Acute pain is often felt soon after injury. Most people who have surgery have moderate or severe pain afterwards. Painkillers (analgesics) are tested in people with pain, often following the removal of wisdom teeth. This pain is usually treated with painkillers taken by mouth. Results can be applied to other forms of acute pain.
A series of Cochrane reviews looks at how good painkillers are. We know that in some circumstances combining different painkillers in the same tablet or taking separate tablets at the same time gives good pain relief to more people than either painkiller alone. This is particularly true using a combination of two painkillers that work by different mechanisms. This review looked at how good the combination of ibuprofen and caffeine was in relieving moderate or severe pain after surgery.
We searched up to 1 February 2015 and found four studies with a maximum of 334 participants with information for analysis. Ibuprofen 200 mg plus caffeine 100 mg provided effective pain relief for 6 in 10 (59%) participants, compared with 1 in 10 (11%) participants with placebo (moderate quality evidence).
Adverse events occurred at similar rates with the ibuprofen plus caffeine combination and placebo in these single dose studies (low quality evidence). No serious adverse events or withdrawals due to adverse events occurred with the combination.
The combination of ibuprofen 200 mg + caffeine 100 mg is not commonly available, but can probably be achieved by taking a single 200 mg ibuprofen tablet with a cup of modestly strong coffee. Common sources of caffeine include not only caffeine tablets (100 mg is sufficient), but coffee (100 mg to 150 mg per mug or cup with a volume of about 240 mL or 8 fl oz, or a double espresso), but also tea (75 mg per mug), cola drinks (up to 40 mg per drink), energy drinks (approximately 80 mg per drink), plain chocolate (up to 50 mg per bar), and caffeine tablets (100 mg per tablet).
Some people may get good levels of pain relief with a lower dose of ibuprofen when the ibuprofen is combined with caffeine.
For ibuprofen 200 mg + caffeine 100 mg particularly, the low NNT value is among the lowest (best) values for analgesics in this pain model. The combination is not commonly available, but can be probably be achieved by taking a single 200 mg ibuprofen tablet with a cup of modestly strong coffee or caffeine tablets. In principle, this can deliver good analgesia at lower doses of ibuprofen.
There is good evidence that combining two different analgesics in fixed doses in a single tablet can provide better pain relief in acute pain and headache than either drug alone, and that the drug-specific benefits are essentially additive. This appears to be broadly true in postoperative pain and migraine headache across a range of different drug combinations, and when tested in the same and different trials. Adding caffeine to analgesics also increases the number of people obtaining good pain relief. Combinations of ibuprofen and caffeine are available without prescription in some parts of the world.

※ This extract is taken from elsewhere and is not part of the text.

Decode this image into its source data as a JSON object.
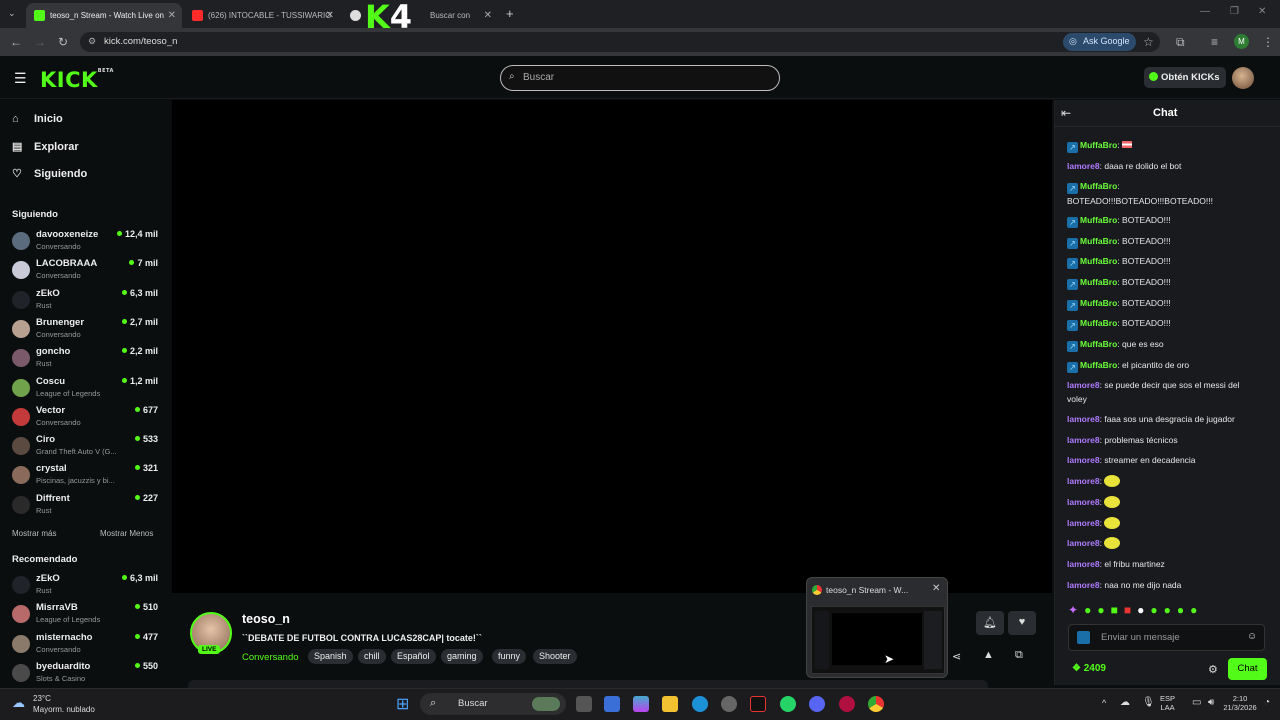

To assess the analgesic efficacy and adverse effects of a single oral dose of ibuprofen plus caffeine for moderate to severe postoperative pain, using methods that permit comparison with other analgesics evaluated in standardised trials using almost identical methods and outcomes.
We searched the Cochrane Central Register of Controlled Trials (CENTRAL), MEDLINE, EMBASE, the Oxford Pain Relief Database, two clinical trial registries, and the reference lists of articles. The date of the most recent search was 1 February 2015.

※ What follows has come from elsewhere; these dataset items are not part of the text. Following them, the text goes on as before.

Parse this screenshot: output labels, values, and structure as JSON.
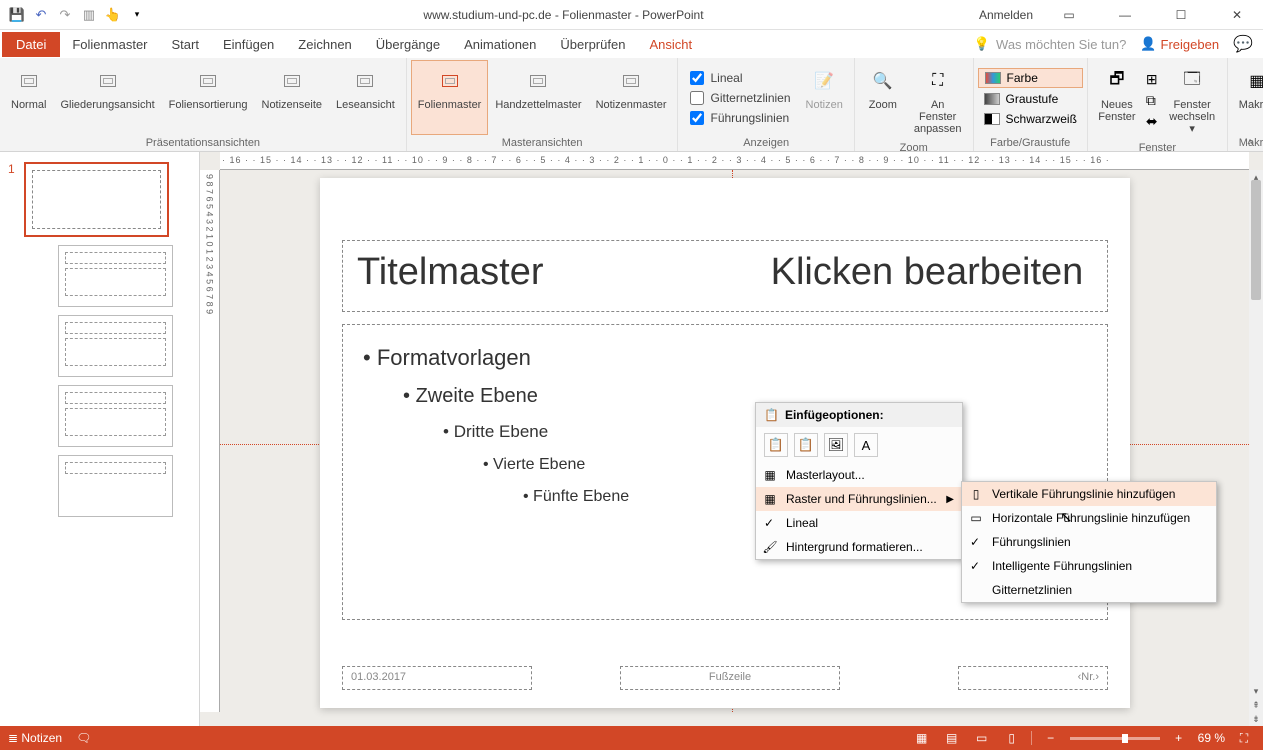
{
  "title": "www.studium-und-pc.de - Folienmaster - PowerPoint",
  "anmelden": "Anmelden",
  "menu": {
    "file": "Datei",
    "folienmaster": "Folienmaster",
    "start": "Start",
    "einfuegen": "Einfügen",
    "zeichnen": "Zeichnen",
    "uebergaenge": "Übergänge",
    "animationen": "Animationen",
    "ueberpruefen": "Überprüfen",
    "ansicht": "Ansicht",
    "tell_me": "Was möchten Sie tun?",
    "freigeben": "Freigeben"
  },
  "ribbon": {
    "normal": "Normal",
    "gliederung": "Gliederungsansicht",
    "foliensort": "Foliensortierung",
    "notizseite": "Notizenseite",
    "leseansicht": "Leseansicht",
    "group_praes": "Präsentationsansichten",
    "folienmaster": "Folienmaster",
    "handzettel": "Handzettelmaster",
    "notizmaster": "Notizenmaster",
    "group_master": "Masteransichten",
    "lineal": "Lineal",
    "gitter": "Gitternetzlinien",
    "fuehrung": "Führungslinien",
    "group_anzeigen": "Anzeigen",
    "notizen": "Notizen",
    "zoom": "Zoom",
    "anfenster": "An Fenster anpassen",
    "group_zoom": "Zoom",
    "farbe": "Farbe",
    "graustufe": "Graustufe",
    "schwarzweiss": "Schwarzweiß",
    "group_farbe": "Farbe/Graustufe",
    "neuesfenster": "Neues Fenster",
    "fensterwechseln": "Fenster wechseln",
    "group_fenster": "Fenster",
    "makros": "Makros",
    "group_makros": "Makros"
  },
  "slide": {
    "title_before": "Titelmaster",
    "title_after": "Klicken bearbeiten",
    "lvl1": "Formatvorlagen",
    "lvl2": "Zweite Ebene",
    "lvl3": "Dritte Ebene",
    "lvl4": "Vierte Ebene",
    "lvl5": "Fünfte Ebene",
    "date": "01.03.2017",
    "footer": "Fußzeile",
    "num": "‹Nr.›"
  },
  "ruler_h": "· 16 · · 15 · · 14 · · 13 · · 12 · · 11 · · 10 · · 9 · · 8 · · 7 · · 6 · · 5 · · 4 · · 3 · · 2 · · 1 · · 0 · · 1 · · 2 · · 3 · · 4 · · 5 · · 6 · · 7 · · 8 · · 9 · · 10 · · 11 · · 12 · · 13 · · 14 · · 15 · · 16 ·",
  "ruler_v": "9  8  7  6  5  4  3  2  1  0  1  2  3  4  5  6  7  8  9",
  "ctx1": {
    "header": "Einfügeoptionen:",
    "masterlayout": "Masterlayout...",
    "raster": "Raster und Führungslinien...",
    "lineal": "Lineal",
    "hintergrund": "Hintergrund formatieren..."
  },
  "ctx2": {
    "vertikale": "Vertikale Führungslinie hinzufügen",
    "horizontale": "Horizontale Führungslinie hinzufügen",
    "fuehrungslinien": "Führungslinien",
    "intelligente": "Intelligente Führungslinien",
    "gitternetz": "Gitternetzlinien"
  },
  "status": {
    "notizen": "Notizen",
    "zoom": "69 %"
  },
  "thumb_num": "1"
}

Randomised, double-blind, placebo- or active-controlled clinical trials of single dose oral ibuprofen plus caffeine for acute postoperative pain in adults.

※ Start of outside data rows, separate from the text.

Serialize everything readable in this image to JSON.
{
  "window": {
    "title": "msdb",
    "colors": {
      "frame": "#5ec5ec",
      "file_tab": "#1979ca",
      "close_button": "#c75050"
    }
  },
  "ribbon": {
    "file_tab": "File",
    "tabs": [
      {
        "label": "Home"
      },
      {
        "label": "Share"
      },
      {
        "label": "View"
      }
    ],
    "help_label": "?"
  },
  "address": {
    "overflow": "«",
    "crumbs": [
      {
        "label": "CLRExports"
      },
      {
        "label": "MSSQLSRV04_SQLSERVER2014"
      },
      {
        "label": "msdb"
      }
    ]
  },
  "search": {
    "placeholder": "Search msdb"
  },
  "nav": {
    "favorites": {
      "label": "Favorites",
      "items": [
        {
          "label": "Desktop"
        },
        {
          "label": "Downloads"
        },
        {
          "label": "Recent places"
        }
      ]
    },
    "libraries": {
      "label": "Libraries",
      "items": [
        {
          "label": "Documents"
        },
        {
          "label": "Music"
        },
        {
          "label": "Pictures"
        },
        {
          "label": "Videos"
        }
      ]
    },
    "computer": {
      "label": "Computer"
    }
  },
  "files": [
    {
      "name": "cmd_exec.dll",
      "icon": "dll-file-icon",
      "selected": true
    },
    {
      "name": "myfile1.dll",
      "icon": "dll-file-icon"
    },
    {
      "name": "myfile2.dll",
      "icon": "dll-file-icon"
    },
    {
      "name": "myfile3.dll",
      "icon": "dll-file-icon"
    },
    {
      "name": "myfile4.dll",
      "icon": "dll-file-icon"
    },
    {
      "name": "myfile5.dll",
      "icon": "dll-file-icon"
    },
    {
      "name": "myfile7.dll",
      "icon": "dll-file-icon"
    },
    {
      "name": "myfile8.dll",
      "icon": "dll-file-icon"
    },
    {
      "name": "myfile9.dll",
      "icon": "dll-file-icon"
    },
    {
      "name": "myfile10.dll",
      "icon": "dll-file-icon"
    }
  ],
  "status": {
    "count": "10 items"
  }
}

Two review authors independently considered trials for inclusion in the review, assessed risk of bias, and extracted data. We used the area under the pain relief versus time curve to derive the proportion of participants with at least 50% pain relief over six hours prescribed either ibuprofen plus caffeine or placebo. We calculated the risk ratio (RR) and number needed to treat to benefit (NNT). We used information on the use of rescue medication to calculate the proportion of participants requiring rescue medication and the weighted mean of the median time to use. We also collected information on adverse effects.
We identified five randomised, double-blind studies with 1501 participants, but only four had been published and had relevant outcome data. These four studies were of high quality, although two of the studies were small.
Both ibuprofen 200 mg + caffeine 100 mg and ibuprofen 100 mg + caffeine 100 mg produced significantly more participants than placebo who achieved at least 50% of maximum pain relief over six hours, and both doses significantly reduced remedication rates (moderate quality evidence). For at least 50% of maximum pain relief, the NNT was 2.1 (95% confidence interval 1.8 to 2.5) for ibuprofen 200 mg + caffeine 100 mg (four studies, 334 participants) and 2.4 (1.9 to 3.1) for ibuprofen 100 mg + caffeine 100 mg (two studies, 200 participants) (moderate quality evidence). These values were close to those predicted by published models for combination analgesics in acute pain, and were supported by low (good) NNT values for prevention of remedication.
Adverse event rates were low, and no sensible analysis was possible.